Kindness Matters

Yesterday, Gwendolyn’s birthday, was tough. There were good moments, but it was harder than expected.

Here’s the thing about grief — when your child dies, grief never ends. It doesn’t mean you are miserable for all eternity but a child will always be missed, longed for, thought about, loved… In many ways grief gets easier — the human spirit is remarkable in how we learn to live with pain, absorb it, carry it. But so often people, including me, expect mourning to be finite and, well, it just isn’t.

Some days you are walking around with a gaping hole in your core. It is so large it is hard to move, to breathe, and, yet, you still have to pay the bills and go to the grocery store and make small talk as you bag your produce.

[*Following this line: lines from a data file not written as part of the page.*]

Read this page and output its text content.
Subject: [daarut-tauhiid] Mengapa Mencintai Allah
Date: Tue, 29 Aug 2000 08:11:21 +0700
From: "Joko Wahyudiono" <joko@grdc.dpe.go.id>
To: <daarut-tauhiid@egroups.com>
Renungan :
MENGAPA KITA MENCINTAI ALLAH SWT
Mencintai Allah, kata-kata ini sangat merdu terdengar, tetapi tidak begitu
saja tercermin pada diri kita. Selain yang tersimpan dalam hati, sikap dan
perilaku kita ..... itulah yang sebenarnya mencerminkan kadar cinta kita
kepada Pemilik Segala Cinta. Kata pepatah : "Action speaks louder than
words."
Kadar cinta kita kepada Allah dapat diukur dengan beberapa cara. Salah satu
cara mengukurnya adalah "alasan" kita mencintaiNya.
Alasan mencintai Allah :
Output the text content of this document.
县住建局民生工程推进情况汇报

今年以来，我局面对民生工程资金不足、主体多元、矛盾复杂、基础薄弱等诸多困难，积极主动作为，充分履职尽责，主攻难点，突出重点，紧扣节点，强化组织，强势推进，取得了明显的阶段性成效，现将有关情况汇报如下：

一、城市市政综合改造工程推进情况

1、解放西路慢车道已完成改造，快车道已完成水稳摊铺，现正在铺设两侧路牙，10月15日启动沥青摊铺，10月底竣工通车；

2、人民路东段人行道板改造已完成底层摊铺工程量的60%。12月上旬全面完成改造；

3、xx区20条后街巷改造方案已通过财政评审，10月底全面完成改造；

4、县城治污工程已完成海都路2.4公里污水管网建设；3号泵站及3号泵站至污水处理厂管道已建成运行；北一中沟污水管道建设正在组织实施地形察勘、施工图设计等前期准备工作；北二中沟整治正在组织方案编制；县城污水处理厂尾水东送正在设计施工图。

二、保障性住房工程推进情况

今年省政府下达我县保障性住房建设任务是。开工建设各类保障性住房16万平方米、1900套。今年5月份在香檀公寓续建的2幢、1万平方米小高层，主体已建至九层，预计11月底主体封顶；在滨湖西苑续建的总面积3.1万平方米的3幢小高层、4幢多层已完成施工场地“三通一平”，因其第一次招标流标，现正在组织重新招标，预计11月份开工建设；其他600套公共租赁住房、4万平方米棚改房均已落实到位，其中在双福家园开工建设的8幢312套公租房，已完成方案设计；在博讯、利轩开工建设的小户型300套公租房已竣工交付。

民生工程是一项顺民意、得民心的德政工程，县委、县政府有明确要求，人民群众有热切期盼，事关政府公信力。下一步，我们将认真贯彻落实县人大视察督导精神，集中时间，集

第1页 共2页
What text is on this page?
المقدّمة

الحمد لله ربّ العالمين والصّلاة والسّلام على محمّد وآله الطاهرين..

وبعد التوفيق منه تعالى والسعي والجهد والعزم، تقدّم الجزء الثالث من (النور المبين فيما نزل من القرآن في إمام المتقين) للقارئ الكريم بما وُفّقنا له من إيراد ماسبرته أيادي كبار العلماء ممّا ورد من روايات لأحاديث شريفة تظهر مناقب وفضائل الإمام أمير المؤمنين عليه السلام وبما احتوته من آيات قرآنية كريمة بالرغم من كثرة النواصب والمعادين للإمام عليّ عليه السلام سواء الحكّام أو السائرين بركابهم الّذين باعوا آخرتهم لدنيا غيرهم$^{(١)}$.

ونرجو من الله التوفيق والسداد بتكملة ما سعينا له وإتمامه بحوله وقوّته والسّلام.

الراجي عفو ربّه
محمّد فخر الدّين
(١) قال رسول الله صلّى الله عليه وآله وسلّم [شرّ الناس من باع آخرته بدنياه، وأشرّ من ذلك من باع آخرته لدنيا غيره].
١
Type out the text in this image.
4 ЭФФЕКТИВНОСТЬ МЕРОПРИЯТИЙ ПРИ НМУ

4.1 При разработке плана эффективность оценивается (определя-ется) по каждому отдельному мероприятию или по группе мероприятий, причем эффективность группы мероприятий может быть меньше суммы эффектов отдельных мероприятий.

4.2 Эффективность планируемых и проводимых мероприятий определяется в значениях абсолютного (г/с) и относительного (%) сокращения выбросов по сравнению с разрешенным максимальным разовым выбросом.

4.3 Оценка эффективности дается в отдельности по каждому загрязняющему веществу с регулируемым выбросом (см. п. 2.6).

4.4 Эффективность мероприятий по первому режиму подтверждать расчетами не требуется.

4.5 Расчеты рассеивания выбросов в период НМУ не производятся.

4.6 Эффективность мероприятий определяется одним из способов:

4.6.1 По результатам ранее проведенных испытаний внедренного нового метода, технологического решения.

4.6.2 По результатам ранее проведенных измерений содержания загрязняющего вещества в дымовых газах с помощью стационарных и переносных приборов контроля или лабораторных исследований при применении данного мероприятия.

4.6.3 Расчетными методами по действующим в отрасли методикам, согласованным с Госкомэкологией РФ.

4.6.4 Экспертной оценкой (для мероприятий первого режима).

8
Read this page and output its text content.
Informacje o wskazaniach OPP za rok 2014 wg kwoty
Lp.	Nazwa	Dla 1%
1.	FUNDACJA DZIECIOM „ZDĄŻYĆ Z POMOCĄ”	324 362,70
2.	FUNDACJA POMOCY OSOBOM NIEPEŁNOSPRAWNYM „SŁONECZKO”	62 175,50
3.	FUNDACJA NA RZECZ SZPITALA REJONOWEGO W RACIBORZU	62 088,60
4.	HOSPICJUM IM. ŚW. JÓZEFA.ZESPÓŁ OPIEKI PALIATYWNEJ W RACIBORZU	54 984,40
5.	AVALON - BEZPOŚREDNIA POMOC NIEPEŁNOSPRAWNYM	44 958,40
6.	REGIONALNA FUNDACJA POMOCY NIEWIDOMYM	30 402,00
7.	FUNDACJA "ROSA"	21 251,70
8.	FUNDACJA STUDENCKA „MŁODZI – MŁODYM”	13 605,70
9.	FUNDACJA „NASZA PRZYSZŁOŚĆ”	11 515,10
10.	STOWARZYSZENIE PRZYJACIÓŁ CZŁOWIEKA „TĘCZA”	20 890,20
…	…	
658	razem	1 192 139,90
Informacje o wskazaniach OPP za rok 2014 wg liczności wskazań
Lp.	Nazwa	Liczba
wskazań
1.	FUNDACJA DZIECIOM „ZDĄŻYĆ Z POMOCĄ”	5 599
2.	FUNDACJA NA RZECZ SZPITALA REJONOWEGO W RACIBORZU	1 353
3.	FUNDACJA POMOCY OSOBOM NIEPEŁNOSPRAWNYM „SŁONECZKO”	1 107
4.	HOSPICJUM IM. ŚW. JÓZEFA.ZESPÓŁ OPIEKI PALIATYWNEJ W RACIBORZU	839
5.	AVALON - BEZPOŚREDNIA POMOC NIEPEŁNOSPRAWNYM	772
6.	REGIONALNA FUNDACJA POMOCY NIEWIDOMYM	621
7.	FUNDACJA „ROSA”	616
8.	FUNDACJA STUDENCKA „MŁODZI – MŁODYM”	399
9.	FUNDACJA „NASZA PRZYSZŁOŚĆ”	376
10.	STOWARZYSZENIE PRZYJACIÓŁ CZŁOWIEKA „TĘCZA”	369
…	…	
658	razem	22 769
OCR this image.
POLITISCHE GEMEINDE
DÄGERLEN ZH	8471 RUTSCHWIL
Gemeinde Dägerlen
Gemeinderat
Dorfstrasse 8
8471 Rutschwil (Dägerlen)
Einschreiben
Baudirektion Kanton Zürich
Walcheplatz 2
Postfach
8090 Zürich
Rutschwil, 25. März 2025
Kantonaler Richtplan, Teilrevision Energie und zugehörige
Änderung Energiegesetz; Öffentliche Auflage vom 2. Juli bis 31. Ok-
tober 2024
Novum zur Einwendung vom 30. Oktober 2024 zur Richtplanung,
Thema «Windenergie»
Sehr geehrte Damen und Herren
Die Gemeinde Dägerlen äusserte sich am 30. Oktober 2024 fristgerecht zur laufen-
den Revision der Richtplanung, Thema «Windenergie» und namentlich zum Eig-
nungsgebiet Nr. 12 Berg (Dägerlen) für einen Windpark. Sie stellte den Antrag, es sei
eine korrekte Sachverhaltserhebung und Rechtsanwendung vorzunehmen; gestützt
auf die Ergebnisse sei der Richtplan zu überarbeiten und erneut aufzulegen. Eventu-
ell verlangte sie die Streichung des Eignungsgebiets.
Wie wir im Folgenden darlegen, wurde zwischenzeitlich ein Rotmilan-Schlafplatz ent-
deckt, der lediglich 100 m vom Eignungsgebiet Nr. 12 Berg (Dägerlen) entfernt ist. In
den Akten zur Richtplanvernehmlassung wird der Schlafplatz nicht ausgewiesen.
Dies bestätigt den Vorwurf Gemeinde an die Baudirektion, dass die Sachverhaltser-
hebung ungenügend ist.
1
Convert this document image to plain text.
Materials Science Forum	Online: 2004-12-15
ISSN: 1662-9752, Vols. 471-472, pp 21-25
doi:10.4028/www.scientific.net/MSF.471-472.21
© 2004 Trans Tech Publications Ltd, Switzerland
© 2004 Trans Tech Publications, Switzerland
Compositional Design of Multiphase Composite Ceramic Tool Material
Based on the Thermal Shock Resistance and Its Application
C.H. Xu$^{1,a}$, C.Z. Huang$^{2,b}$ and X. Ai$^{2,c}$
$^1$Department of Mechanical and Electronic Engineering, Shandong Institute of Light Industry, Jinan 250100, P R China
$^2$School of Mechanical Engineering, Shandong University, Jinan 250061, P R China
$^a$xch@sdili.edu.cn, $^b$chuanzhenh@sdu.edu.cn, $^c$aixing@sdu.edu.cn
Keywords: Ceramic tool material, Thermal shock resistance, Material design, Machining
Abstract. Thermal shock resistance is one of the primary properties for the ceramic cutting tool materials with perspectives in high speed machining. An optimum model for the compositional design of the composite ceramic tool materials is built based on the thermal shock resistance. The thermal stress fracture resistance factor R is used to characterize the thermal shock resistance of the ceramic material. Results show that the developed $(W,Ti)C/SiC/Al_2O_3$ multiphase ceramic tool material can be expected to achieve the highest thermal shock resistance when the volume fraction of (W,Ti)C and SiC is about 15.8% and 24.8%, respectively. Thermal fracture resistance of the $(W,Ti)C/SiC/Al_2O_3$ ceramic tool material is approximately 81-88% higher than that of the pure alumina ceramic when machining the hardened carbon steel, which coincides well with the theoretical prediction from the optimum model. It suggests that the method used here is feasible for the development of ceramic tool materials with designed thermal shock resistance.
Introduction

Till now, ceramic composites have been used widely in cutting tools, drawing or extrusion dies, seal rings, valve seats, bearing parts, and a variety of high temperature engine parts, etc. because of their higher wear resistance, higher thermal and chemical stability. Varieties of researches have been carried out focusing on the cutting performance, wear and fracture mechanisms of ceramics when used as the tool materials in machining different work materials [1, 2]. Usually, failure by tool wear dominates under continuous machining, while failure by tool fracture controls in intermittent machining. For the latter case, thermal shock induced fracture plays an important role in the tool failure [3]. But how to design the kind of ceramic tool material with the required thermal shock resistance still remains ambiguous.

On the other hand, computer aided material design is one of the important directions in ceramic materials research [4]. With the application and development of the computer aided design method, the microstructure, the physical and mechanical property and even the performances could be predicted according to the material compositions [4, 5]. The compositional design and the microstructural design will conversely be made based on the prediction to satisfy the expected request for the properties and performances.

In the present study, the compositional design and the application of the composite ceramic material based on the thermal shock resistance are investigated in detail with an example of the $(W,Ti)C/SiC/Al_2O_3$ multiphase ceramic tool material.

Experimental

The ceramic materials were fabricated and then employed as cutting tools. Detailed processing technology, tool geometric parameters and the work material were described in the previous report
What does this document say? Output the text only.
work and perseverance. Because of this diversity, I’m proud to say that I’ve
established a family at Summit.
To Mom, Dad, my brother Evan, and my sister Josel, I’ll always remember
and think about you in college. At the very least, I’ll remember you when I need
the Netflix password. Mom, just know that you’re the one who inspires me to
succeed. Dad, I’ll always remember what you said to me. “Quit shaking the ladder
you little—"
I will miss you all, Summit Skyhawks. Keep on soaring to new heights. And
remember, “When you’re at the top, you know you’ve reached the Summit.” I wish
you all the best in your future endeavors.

Other days, you wake up and the hole has scabbed, and you are lighter on your feet and the air flows sweetly through laughter. You even initiate the banter with the grocery clerk. And for a while, you feel of this world again.

As grief has moved out of the deep fog stage and as I’ve worked to process the death of my child and grappled with grief as a constant companion, the triggers aren’t always so constant. There’s more space between the gaping hole days and the scabbed days.

But birthdays, death anniversaries (angelversary), big holidays, and special family time she should be part of knock me to the floor with anxiety and confusion and overwhelming grief. Sometimes it’s the days leading up to those… sometimes the day itself… sometimes days afterward. It almost always takes me by surprise because I’m a survivor, a fighter, a believer in embracing the good. But death is so damn final and, yet, in my heart, my child still ages, still grows. I am still the mother of an 11-year-old – I just don’t really know what that looks like.

I will tell you, kindness is about the only thing that lifts me. So thank you. Thank you for the incredible endless love you offer. Your kindness is a hand reaching out when I feel I’m crumbling. Kindness gives me perspective, a reminder of the good. And when I see that light I cling. Thank you for being the light. Kindness matters.